Durante los dos fines de semana de la campaña distintos medios de comunicación jerezanos han dado a conocer encuestas que básicamente coinciden en la victoria del PP, pero sin alcanzar la mayoría absoluta. En lo que coinciden poco es en los datos del PSOE, que se mueve, según la encuesta que se consulte, entre 5 y 10 concejales, una diferencia que parece muy amplia. Está claro que alguna de las encuestas va a fallar estrepitosamente, como ocurrió hace nada en Gran Bretaña, donde todas pronosticaban un empate técnico entre laboristas y conservadores y al final los conservadores ganaron con mayoría absoluta. La existencia de muchos indecisos, la elección del universo adecuado, las mentirijillas de los encuestados, el posterior cocinado de los datos… son muchos factores los que concurren en la realización y tabulación de unas encuestas que, además, valen una pasta.

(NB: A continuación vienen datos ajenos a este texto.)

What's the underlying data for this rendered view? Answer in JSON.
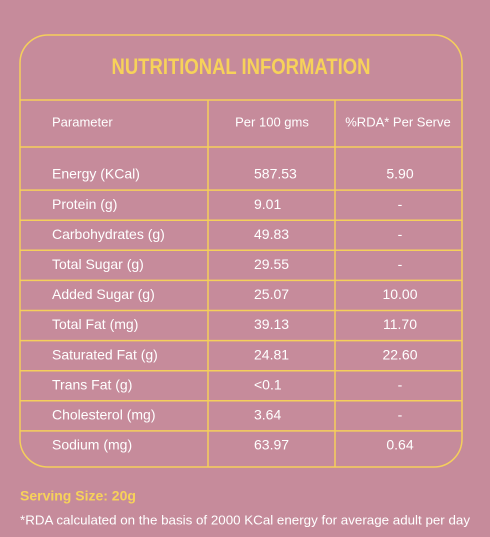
{
  "header": {
    "title": "NUTRITIONAL INFORMATION"
  },
  "table": {
    "columns": [
      "Parameter",
      "Per 100 gms",
      "%RDA* Per Serve"
    ],
    "rows": [
      [
        "Energy (KCal)",
        "587.53",
        "5.90"
      ],
      [
        "Protein (g)",
        "9.01",
        "-"
      ],
      [
        "Carbohydrates (g)",
        "49.83",
        "-"
      ],
      [
        "Total Sugar (g)",
        "29.55",
        "-"
      ],
      [
        "Added Sugar (g)",
        "25.07",
        "10.00"
      ],
      [
        "Total Fat (mg)",
        "39.13",
        "11.70"
      ],
      [
        "Saturated Fat (g)",
        "24.81",
        "22.60"
      ],
      [
        "Trans Fat (g)",
        "<0.1",
        "-"
      ],
      [
        "Cholesterol (mg)",
        "3.64",
        "-"
      ],
      [
        "Sodium (mg)",
        "63.97",
        "0.64"
      ]
    ]
  },
  "footer": {
    "serving": "Serving Size: 20g",
    "note": "*RDA calculated on the basis of 2000 KCal energy for average adult per day"
  }
}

El sábado vi en la Feria a la candidata socialista, Mamen Sánchez, y me dijo que confiaba en mejorar los resultados que le dan las encuestas. Después de charlar con ella me vino a la cabeza una antigua conversación que tuvimos hace muchos años, no sé, diez o doce -ella ya era diputada en el Congreso, pero no llevaba mucho tiempo- precisamente sobre las encuestas. En esa conversación, ella lo recordará, le dije que yo conocía un método infalible sobre las encuestas que permitiría a los partidos, al PSOE en particular, ahorrar un montón de tiempo y dinero: llamar a Antolín, a mi padre. La conversación, que devino en tesis, básicamente fue así: “Mira Mamen, es muy fácil y te puedes apuntar un buen tanto en el partido. Tú llamas a mi padre y le preguntas qué va a votar. Bueno, eso es una tontería, porque mi padre siempre vota socialista, así que le preguntas si va a ir a votar. Luego le preguntas si se ha enterado de qué va a votar mi madre –mi madre, Elvira, siempre va a votar, pero ella sí cambia de voto- y ya está”. Doy por hecho que Mamen me miraría extrañada, preguntándose “cómo que ya está… tú sí que estás bien”, así que tuve que terminar de tabularle la encuesta: “Mamen, esto es así. Si mi padre se queda en casa, absoluta del PP, independientemente de lo que vote mi madre; si mi padre va a votar y mi madre no vota socialista, relativa del PSOE; si mi padre convence a mi madre para votar socialista, absoluta del PSOE. Es infalible”. A Mamen le hizo gracia, claro, pero como es costumbre en los políticos, no hizo caso al sentido común: nunca me pidió el teléfono de Antolín y Elvira.